Re: [greenstone-users] Some PDF files are imported but not shown in the listings

From John R. McPherson
DateThu, 23 Sep 2004 11:00:44 +1200
Subject Re: [greenstone-users] Some PDF files are imported but not shown in the listings
In-Reply-To (41502818-8080904-unesco-org-uy)
On Wed, 2004-09-22 at 01:09, Eduardo TrĂ¡pani wrote:

> Yes, that seems to have been the problem, not that the characters were badly encoded, but the fact that the PDF plugin tried to read utf8, what meant that the characters were no longer valid. I changed the input encoding of the PDF plugin from auto to iso_8859_1 and the files now show up in a new collection.
>
> But the old collection, even after rebuilding, still does not show them. Maybe once the metadata is wrong you have to get rid of it (or edit it) before the collection can be safely rebuilt ...

Yes, once a document has been imported, the marked up version is kept in
the collection's archive/ directory. This means that you can update a
collection by just adding new documents to the import/ directory and
re-importing and re-building the collection.

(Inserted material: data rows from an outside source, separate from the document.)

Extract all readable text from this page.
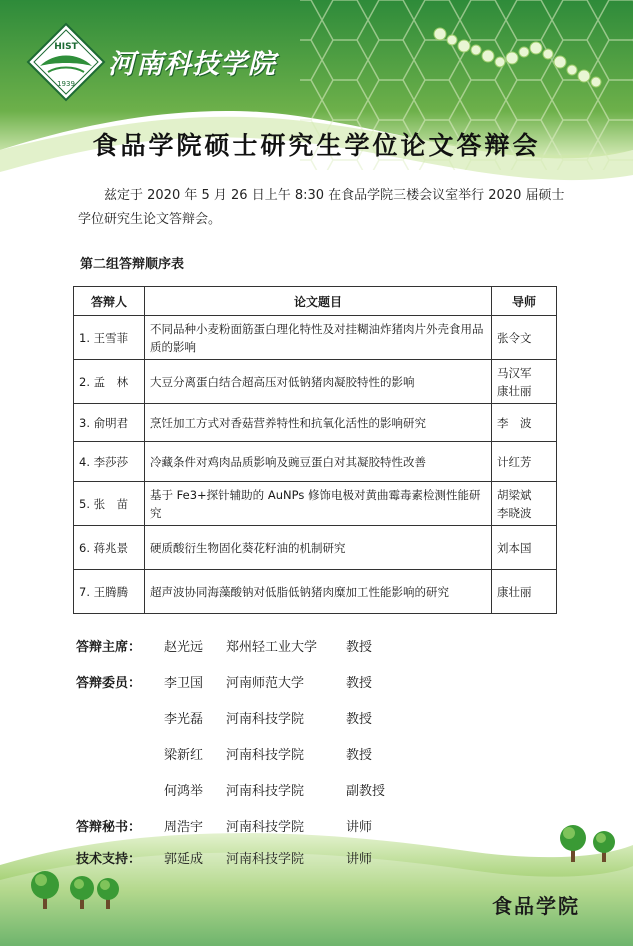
HIST
1939
河南科技学院
食品学院硕士研究生学位论文答辩会
兹定于 2020 年 5 月 26 日上午 8:30 在食品学院三楼会议室举行 2020 届硕士学位研究生论文答辩会。
第二组答辩顺序表
答辩人	论文题目	导师
1. 王雪菲	不同品种小麦粉面筋蛋白理化特性及对挂糊油炸猪肉片外壳食用品质的影响	张令文
2. 孟　林	大豆分离蛋白结合超高压对低钠猪肉凝胶特性的影响	马汉军
康壮丽
3. 俞明君	烹饪加工方式对香菇营养特性和抗氧化活性的影响研究	李　波
4. 李莎莎	冷藏条件对鸡肉品质影响及豌豆蛋白对其凝胶特性改善	计红芳
5. 张　苗	基于 Fe3+探针辅助的 AuNPs 修饰电极对黄曲霉毒素检测性能研究	胡梁斌
李晓波
6. 蒋兆景	硬质酸衍生物固化葵花籽油的机制研究	刘本国
7. 王腾腾	超声波协同海藻酸钠对低脂低钠猪肉糜加工性能影响的研究	康壮丽
答辩主席：	赵光远 郑州轻工业大学 教授
答辩委员：	李卫国 河南师范大学	教授
李光磊 河南科技学院	教授
梁新红 河南科技学院	教授
何鸿举 河南科技学院	副教授
答辩秘书：	周浩宇 河南科技学院	讲师
技术支持：	郭延成 河南科技学院	讲师
食品学院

Normally, there is no problem re-importing an existing file because the
document's ID is generated by hashing the file's contents, so it will
have the same document ID as previously and overwrite the saved copy in
the archives/. However, for the PDF plugin, if you change the encoding
then the converter will generate a different file, and it will have a
different hash, and get a different doc ID. You can just remove the
archives/ directory and put all the originals into the import/ directory
again.

John